TÜRK-İŞ, açlık sınırının mevcut asgari ücretin bin 764 TL üzerinde olduğuna dikkat çekti. 

Raporada göre, gıda harcaması ile giyim, konut (kira, elektrik, su, yakıt), ulaşım, eğitim, sağlık ve benzeri ihtiyaçlar için yapılması zorunlu diğer aylık harcamalarının toplam tutarı (yoksulluk sınırı) da 19 bin 602 TL’ye çıktı.

Aralık 2021 verilerine göre açlık sınırı 4 bin 097 TL, yoksulluk sınırı ise 13 bin 348 olarak belirlenmişti. Mayıs 2021 verilerine göre ise açlık sınırı 2 bin 896 TL, yoksulluk sınırı ise 9 bin 434 TL olarak kaydedilmişti. 

TÜRK-İŞ tarafından, çalışanların geçim koşullarını ortaya koymak ve temel ihtiyaç maddelerindeki fiyat değişikliğinin aile bütçesine yansımalarını belirlemek amacıyla yaptığı çalışma, bekar bir çalışanın "yaşama maliyeti"nin de aylık 7 bin 836,46 TL’ye yükseldiğini ortaya koyuyor.  

TÜRK-İŞ: Fiyat artışlarının önü alınamıyor

TÜRK-İŞ’in araştırma ile ilgili resmi internet sayfasından yaptığı değerlendirmede şu ifadelere yer verildi:

"Üretim ve tedarik maliyetlerinin artmasıyla arz etkisi ve her gün düşen alım gücünü korumak için öne çekilmiş talep etkisi nedeniyle başta gıdada olmak üzere fiyat artışlarının önü alınamıyor.
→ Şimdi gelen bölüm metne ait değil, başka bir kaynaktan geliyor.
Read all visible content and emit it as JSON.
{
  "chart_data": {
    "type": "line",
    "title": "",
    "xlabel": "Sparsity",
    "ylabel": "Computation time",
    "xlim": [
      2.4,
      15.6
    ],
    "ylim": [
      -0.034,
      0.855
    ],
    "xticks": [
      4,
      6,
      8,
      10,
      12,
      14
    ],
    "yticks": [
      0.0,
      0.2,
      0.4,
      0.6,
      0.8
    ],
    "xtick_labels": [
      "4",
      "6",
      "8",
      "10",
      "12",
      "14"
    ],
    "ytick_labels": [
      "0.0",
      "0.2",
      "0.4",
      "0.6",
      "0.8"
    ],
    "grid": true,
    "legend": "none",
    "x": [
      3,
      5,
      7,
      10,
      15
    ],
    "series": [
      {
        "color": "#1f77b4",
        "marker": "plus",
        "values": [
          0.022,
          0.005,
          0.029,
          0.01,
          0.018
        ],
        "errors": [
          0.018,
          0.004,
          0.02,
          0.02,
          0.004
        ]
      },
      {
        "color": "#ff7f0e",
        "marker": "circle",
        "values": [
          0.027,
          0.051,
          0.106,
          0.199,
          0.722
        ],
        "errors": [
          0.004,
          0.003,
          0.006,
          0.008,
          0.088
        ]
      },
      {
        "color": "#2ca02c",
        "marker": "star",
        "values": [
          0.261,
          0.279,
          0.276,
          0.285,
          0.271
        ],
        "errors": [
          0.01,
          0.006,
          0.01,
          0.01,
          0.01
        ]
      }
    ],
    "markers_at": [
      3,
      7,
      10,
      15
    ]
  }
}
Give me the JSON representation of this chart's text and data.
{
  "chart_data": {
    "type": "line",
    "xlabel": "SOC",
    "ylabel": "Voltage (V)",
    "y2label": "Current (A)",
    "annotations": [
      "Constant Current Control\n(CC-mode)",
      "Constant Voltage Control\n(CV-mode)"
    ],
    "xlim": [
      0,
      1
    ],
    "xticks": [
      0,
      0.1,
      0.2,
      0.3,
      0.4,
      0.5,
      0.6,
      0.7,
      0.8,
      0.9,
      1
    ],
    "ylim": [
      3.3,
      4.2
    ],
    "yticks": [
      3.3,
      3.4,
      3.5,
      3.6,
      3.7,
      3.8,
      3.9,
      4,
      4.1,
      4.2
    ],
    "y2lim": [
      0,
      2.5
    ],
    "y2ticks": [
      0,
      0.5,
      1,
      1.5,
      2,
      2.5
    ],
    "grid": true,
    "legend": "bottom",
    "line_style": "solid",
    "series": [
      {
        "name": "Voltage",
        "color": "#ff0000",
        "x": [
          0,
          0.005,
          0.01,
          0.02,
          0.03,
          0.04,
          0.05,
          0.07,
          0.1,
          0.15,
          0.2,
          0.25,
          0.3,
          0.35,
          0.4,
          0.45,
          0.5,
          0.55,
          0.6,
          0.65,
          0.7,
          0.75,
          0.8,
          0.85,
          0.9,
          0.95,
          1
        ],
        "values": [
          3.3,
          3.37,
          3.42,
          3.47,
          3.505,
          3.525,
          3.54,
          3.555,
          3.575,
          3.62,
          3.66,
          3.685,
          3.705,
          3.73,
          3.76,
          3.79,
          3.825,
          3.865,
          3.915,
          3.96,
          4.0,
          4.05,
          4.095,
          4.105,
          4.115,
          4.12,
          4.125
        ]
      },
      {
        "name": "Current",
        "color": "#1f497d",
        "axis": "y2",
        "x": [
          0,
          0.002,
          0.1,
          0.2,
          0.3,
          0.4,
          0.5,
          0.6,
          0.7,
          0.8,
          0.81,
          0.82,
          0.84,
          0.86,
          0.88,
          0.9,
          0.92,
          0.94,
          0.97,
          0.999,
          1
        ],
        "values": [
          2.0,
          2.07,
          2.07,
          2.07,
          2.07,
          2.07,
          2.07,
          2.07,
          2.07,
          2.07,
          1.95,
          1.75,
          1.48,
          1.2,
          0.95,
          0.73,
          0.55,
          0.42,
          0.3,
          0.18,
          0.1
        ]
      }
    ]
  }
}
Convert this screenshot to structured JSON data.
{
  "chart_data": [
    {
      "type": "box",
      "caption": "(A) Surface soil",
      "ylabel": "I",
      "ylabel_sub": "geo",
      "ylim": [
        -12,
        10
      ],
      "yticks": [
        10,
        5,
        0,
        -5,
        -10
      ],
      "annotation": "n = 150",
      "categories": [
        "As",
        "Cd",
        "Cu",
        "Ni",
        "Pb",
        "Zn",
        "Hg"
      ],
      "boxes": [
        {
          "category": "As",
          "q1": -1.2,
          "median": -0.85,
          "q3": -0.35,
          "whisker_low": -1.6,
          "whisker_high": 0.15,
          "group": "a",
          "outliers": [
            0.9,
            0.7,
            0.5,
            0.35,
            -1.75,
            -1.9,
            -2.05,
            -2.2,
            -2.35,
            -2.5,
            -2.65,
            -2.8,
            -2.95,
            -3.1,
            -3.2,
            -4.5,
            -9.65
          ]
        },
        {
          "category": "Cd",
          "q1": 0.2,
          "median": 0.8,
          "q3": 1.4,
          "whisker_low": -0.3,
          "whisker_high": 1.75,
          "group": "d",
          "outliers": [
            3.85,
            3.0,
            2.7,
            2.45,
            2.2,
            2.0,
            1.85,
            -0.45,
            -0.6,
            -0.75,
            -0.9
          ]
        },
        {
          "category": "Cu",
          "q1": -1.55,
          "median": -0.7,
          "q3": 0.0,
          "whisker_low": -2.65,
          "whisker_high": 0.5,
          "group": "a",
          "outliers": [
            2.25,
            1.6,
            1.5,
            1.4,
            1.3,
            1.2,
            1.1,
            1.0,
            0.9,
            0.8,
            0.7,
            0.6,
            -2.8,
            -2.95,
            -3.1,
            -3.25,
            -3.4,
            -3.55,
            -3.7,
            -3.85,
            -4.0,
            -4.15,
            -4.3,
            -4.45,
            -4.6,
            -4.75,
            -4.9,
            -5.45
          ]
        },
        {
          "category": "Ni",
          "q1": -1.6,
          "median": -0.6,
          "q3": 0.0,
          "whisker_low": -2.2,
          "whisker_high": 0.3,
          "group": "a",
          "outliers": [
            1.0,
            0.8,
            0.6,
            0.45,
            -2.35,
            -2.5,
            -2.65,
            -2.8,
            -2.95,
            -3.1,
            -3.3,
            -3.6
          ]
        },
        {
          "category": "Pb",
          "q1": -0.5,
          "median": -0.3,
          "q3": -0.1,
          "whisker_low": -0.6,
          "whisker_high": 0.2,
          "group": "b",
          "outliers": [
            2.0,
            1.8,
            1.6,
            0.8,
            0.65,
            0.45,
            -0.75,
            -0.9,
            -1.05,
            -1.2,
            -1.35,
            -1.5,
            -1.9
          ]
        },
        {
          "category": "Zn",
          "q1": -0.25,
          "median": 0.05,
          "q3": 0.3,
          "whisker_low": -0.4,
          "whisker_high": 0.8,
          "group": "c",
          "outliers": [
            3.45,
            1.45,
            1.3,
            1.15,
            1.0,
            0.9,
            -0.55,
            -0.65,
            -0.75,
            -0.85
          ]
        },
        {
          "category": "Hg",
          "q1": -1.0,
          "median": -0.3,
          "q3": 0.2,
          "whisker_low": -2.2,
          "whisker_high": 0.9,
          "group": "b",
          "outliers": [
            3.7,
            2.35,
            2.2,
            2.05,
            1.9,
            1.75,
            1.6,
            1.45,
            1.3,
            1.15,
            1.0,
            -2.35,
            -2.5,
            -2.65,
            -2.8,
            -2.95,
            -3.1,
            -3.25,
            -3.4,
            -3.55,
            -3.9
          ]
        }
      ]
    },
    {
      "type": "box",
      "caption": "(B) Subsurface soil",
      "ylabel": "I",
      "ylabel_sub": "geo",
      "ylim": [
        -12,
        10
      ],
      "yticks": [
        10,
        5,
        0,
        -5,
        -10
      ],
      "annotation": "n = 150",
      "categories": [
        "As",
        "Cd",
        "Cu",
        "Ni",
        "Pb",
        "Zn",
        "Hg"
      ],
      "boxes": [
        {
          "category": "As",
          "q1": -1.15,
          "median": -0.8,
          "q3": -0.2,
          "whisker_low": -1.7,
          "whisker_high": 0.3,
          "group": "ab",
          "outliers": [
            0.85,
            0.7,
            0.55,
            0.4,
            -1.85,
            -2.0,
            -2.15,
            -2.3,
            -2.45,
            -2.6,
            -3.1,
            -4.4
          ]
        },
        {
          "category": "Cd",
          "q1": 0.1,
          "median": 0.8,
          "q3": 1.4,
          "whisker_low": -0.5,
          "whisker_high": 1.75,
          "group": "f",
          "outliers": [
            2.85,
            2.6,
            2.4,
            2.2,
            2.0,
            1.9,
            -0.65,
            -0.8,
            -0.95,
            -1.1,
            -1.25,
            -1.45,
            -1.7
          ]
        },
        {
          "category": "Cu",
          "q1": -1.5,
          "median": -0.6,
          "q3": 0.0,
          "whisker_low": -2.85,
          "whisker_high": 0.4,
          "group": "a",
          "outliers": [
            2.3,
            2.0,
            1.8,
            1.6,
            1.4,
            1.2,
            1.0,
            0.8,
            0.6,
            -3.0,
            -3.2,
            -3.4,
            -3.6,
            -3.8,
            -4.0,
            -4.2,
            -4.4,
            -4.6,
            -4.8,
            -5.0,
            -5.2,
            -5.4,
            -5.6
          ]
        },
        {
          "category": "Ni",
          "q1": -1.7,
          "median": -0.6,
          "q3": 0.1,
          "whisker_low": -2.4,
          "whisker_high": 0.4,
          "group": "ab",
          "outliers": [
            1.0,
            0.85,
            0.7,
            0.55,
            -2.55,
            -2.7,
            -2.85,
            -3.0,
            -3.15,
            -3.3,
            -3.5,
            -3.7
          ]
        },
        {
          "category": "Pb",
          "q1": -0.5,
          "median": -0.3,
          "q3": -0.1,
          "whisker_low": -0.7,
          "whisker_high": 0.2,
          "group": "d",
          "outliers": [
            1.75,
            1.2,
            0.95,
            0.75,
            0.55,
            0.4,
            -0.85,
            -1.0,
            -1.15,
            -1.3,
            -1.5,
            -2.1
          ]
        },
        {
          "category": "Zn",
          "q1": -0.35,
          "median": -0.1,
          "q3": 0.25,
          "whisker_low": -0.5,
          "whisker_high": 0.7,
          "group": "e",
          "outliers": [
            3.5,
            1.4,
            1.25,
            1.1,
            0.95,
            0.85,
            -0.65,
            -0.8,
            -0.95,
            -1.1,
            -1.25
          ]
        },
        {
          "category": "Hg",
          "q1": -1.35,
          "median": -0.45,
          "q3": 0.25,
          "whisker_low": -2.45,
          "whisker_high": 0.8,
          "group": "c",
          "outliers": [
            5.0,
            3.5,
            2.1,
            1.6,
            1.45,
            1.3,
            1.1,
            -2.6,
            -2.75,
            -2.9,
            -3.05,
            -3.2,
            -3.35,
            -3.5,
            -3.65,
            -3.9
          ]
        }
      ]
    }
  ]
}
Bunların ek olarak düşük faiz oranları ve kredi genişlemesi sonucu fiyatlama dengesi bozulan piyasada temel gıda maddeleri ve bazı temel ihtiyaç maddelerinde yapılmış olan KDV indirimleri fiyat artışlarının çok gerisinde kaldı, fakat bunun yanında vergi gelirlerinin düşmesine neden oldu."

Değerlendirme metninde ayrıca, Türkiye'de enflasyonun yavaşlamadığı, alım gücünün yükselmediği ve Kur Korumalı Mevduata (KKM) rağmen Türk Lirası'nın değer kaybetmeye devam ettiği vurgulanarak, "İşçi, memur, emekli, öğrenci, esnaf nefes alamıyor. Yüksek enflasyon, sürdürülebilir güçlü büyümenin önündeki en büyük engellerden olduğundan işsizliğin büyümesine yol açıyor" denildi.